Poem
David Morley
The Gypsy and the Poet
The Gypsy and the Poet
The Gypsy and the Poet
My house hoves nowhere, hauled by invisible horses.Shades shift around me, warming their hands at my hearth.
It has rained speech-marks down the windows’ pages,
gathering a broken language in pools on their ledges
before letting it slither into the hollows of the earth.
My child stares out of windows on a pouring planet.
To him perhaps it is raining everywhere and forever.
I told myself this once.
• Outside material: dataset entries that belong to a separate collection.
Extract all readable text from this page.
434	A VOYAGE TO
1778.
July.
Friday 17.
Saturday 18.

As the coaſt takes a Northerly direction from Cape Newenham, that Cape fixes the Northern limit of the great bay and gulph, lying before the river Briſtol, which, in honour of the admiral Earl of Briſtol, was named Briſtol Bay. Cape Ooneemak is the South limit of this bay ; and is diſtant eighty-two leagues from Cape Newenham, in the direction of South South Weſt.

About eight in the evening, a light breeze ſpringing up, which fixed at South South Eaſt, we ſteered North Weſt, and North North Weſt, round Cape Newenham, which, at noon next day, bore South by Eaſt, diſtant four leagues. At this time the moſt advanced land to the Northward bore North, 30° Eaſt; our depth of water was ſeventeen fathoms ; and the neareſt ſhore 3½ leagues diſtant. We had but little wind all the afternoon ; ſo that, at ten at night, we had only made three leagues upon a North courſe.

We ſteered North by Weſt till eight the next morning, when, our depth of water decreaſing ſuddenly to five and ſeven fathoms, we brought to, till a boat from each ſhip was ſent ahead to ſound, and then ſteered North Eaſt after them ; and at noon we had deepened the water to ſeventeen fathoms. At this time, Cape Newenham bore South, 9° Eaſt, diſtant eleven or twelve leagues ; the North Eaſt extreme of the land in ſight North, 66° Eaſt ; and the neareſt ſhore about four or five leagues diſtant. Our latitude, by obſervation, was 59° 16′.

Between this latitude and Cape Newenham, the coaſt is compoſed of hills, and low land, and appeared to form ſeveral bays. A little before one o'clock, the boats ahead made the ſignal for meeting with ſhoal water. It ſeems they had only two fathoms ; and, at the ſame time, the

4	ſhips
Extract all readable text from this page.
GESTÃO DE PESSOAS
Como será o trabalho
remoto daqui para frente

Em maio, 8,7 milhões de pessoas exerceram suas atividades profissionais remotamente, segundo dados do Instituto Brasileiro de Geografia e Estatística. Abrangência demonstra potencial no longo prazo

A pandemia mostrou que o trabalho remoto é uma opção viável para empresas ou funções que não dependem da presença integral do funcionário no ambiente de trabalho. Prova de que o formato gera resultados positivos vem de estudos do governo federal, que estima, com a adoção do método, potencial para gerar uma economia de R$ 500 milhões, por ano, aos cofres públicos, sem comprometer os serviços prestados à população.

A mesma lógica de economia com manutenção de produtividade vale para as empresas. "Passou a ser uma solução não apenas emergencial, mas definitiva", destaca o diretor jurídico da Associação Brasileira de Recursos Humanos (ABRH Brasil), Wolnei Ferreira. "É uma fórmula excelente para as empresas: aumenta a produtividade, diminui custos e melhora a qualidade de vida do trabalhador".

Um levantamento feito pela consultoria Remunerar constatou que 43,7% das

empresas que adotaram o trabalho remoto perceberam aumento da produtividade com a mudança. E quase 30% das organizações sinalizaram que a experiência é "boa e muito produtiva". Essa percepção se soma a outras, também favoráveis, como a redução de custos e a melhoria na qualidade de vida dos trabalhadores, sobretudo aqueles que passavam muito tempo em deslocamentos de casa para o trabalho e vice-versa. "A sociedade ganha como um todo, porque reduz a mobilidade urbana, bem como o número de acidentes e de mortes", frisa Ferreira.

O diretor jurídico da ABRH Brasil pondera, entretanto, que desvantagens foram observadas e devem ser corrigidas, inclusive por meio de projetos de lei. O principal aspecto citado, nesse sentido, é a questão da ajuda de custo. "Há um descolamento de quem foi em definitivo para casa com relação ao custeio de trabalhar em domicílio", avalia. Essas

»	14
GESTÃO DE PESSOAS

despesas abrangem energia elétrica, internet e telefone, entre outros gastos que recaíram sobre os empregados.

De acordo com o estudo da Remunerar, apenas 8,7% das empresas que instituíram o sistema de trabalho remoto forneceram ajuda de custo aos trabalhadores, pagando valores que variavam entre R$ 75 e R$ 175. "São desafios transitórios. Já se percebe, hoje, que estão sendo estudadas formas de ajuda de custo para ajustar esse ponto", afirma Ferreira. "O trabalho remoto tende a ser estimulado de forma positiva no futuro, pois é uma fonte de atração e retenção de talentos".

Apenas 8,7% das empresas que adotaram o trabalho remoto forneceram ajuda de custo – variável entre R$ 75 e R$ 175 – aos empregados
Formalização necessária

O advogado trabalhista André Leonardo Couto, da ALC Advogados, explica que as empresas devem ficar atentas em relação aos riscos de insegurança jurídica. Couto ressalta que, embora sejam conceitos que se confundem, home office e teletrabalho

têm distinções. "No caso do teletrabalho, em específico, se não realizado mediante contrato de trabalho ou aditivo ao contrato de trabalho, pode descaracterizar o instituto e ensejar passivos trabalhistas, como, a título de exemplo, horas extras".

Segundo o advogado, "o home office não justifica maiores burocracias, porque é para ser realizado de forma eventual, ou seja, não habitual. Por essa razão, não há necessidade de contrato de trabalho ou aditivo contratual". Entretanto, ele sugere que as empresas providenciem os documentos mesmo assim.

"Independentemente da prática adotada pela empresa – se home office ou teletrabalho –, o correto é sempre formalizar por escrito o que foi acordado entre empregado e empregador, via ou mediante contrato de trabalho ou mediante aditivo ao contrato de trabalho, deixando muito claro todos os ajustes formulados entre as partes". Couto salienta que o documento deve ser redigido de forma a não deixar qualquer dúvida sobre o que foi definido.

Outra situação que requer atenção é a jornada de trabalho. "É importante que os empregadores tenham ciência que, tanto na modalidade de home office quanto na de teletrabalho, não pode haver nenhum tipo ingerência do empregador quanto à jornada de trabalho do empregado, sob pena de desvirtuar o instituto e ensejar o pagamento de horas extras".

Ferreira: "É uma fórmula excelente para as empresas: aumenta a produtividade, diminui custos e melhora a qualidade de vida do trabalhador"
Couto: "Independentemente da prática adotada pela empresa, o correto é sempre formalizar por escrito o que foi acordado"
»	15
It is why I do not forget it;
although forty years have passed yet I am no older.
When Gypsy people speak aloud to one another
across greenway and hollow-way they say sister and brother.
When mother or father speak aloud to their children
they say our own daughter and they say our own son.
I call out to my child, and he is everywhere, and she is everyone.
© 2013, David Morley
From: The Gypsy and the Poet
Publisher: Carcanet, Manchester
From: The Gypsy and the Poet
Publisher: Carcanet, Manchester
David Morley
(United Kingdom of Great Britain and Northern Ireland, 1964)
David Morley, an ecologist and naturalist by background, is one of the most linguistically invigorating poets currently writing in Britain: a poet for whom science, language, and the natural world all meet at a point we might call ‘meaning’. Part Romani, he makes extensive use in his work of his double heritage of Romani and English – two conduits of the secret knowledge, or lore, that makes a ...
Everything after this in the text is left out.